When it comes to creating our website, we often first worry about content. What images do we need to put to make it look appealing, how big should the text be? Those are important but you should definitely also consider context – which is just as important, if not more so than the content. There are lots of cautionary tales from eCommerce where the website itself is beautifully optimized for mobile, but the checkout process isn’t. Given that many people now purchase online, you’ve just made potential customers much more likely to abandon their cart and head somewhere else.
So why is context important?
Context can make it easier for your users
Just like our eCommerce example, knowing the context helps you create experiences for your customers that are congruent with not just their device, but also where they might be coming from.

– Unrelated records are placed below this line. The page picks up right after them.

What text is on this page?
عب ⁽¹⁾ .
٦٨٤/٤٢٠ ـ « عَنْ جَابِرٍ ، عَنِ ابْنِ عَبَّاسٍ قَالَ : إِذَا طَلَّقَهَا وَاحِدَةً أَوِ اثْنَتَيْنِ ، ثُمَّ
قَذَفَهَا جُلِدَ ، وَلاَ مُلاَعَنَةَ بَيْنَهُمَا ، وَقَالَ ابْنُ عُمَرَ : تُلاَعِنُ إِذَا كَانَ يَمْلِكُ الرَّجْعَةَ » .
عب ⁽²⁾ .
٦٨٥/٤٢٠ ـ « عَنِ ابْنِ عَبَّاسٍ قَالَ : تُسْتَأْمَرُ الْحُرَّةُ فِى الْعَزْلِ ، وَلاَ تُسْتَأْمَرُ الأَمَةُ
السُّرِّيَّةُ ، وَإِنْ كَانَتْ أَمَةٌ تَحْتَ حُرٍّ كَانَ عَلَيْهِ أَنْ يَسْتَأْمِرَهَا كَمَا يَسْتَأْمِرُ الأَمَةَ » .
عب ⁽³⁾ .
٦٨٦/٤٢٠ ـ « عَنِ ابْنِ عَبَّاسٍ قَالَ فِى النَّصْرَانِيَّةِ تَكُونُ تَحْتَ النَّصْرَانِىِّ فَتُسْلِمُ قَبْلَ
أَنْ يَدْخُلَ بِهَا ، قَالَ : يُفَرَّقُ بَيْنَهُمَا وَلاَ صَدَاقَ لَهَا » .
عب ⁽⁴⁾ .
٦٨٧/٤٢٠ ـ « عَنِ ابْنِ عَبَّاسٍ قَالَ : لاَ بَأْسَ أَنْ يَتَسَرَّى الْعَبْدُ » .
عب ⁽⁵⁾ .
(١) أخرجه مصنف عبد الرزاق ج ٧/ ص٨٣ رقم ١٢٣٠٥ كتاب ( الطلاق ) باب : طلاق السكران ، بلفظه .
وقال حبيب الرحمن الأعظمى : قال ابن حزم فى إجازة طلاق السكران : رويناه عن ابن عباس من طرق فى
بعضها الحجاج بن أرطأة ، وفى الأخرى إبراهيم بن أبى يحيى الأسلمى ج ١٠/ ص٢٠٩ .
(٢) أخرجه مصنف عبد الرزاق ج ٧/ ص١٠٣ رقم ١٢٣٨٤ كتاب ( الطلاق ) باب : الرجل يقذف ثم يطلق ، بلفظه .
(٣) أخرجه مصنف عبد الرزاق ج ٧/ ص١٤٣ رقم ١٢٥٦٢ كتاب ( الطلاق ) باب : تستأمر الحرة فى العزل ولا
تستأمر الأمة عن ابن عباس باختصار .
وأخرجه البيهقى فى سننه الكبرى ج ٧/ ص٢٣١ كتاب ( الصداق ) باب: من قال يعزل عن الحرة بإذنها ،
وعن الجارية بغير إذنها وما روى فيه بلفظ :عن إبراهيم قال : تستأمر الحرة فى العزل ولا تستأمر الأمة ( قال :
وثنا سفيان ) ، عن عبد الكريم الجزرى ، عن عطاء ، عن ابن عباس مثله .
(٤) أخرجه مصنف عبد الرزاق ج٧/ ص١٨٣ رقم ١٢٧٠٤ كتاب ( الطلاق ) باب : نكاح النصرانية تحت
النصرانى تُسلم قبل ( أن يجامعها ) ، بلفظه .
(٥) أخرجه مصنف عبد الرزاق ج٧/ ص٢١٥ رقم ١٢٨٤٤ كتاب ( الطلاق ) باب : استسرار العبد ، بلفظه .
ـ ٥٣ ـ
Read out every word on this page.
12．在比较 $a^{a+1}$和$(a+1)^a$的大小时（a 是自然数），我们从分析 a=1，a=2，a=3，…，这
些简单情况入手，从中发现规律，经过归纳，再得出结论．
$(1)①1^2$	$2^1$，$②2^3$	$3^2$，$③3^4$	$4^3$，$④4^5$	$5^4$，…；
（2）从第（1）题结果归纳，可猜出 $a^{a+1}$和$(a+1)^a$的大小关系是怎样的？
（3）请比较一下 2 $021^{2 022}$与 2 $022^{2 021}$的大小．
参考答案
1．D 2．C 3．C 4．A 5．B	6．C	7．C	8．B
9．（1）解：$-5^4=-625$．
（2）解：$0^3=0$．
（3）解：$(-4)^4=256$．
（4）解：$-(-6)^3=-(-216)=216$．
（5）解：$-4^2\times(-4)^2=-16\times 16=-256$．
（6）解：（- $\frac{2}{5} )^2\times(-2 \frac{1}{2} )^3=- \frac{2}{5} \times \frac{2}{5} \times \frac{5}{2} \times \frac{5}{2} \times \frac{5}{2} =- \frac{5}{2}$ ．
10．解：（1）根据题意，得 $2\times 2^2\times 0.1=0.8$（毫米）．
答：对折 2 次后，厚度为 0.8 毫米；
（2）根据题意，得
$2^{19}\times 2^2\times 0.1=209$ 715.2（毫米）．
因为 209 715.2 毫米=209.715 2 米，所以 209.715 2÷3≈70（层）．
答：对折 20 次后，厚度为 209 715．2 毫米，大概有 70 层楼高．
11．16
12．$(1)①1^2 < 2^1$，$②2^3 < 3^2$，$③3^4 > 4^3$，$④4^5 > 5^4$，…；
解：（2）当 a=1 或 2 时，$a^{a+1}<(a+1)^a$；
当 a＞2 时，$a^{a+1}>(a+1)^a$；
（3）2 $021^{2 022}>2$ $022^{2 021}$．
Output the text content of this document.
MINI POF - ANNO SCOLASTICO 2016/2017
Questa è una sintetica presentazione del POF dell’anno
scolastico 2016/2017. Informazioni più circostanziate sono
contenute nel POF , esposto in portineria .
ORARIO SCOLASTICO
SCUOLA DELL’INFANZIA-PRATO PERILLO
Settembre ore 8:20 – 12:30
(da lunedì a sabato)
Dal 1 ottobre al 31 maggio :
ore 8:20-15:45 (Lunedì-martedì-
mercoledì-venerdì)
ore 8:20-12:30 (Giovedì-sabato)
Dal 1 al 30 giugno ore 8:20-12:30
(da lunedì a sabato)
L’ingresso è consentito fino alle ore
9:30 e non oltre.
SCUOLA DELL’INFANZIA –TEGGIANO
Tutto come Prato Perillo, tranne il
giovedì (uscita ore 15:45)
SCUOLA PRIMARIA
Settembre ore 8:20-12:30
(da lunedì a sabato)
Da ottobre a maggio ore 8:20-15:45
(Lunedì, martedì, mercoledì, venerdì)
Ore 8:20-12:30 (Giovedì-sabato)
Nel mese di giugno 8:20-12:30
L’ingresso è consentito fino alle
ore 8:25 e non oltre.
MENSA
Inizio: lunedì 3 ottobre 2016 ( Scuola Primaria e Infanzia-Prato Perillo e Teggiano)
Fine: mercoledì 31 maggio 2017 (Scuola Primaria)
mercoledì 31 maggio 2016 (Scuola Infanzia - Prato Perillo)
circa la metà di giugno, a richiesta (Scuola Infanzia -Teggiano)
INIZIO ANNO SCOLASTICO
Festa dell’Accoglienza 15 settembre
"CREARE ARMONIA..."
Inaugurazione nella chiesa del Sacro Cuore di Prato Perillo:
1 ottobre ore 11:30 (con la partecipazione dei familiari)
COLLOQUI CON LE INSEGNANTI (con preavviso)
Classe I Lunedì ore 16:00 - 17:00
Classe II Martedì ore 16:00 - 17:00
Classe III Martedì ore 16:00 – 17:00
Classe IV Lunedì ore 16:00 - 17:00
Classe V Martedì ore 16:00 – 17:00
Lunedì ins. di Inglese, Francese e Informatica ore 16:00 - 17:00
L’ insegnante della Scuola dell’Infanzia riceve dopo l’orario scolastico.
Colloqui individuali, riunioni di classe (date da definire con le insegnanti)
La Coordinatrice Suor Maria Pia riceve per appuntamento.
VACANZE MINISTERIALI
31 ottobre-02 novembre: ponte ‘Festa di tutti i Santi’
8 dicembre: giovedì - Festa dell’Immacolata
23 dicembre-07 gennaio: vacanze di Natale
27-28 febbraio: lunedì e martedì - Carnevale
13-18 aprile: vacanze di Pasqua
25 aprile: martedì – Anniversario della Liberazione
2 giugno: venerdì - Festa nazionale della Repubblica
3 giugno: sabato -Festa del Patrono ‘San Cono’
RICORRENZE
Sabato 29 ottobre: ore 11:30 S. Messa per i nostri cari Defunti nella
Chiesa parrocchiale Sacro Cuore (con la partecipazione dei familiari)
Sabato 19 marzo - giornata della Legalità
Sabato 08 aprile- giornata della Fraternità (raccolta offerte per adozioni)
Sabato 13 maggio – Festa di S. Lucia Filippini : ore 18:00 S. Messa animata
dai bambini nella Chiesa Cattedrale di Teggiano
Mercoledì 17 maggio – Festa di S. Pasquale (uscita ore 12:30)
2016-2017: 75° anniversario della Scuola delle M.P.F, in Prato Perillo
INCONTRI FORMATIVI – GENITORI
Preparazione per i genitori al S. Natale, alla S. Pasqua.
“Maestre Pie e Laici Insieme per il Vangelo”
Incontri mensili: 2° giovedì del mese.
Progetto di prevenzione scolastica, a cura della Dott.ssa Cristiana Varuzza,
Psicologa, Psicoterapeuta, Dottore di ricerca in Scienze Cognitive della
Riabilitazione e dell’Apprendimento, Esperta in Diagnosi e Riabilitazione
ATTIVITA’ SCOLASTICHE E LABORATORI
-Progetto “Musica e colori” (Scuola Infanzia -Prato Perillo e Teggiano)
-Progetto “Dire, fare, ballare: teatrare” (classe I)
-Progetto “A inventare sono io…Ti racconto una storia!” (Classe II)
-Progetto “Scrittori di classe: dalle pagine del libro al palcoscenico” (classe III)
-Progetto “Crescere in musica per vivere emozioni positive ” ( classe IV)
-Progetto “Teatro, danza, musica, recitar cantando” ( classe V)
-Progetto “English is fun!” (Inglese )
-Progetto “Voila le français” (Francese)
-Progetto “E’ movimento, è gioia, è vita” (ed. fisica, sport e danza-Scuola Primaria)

For example, if you have an affiliate program, you can be sure that customers coming from partners are at least looking for information to a specific product, and thus be planning the user journey for it.
Being aware of the user’s context can build trust
Knowing which sites your user is coming from can also be sued to build trust. For example, if you know that a disproportionate are also avid readers of a certain review site, calling out a good review that particular site gave your product would be really helpful in creating trust.
Context lets you give customers the right information at the right time
Let’s go back to the affiliate program example. Customers coming from a partner are likely looking into purchasing your product, and not find out more about your company’s vision. Your landing page should thus reflect as much, with a reduced navigation set, leading them to the next step and edging them closer to purchase. Similarly, if you’re a restaurant, and someone is on your menu page, perhaps there should be easy options for them to order some food for delivery, or to reserve a table.
Hopefully, with these examples, you can see why context is so important when it comes to web design.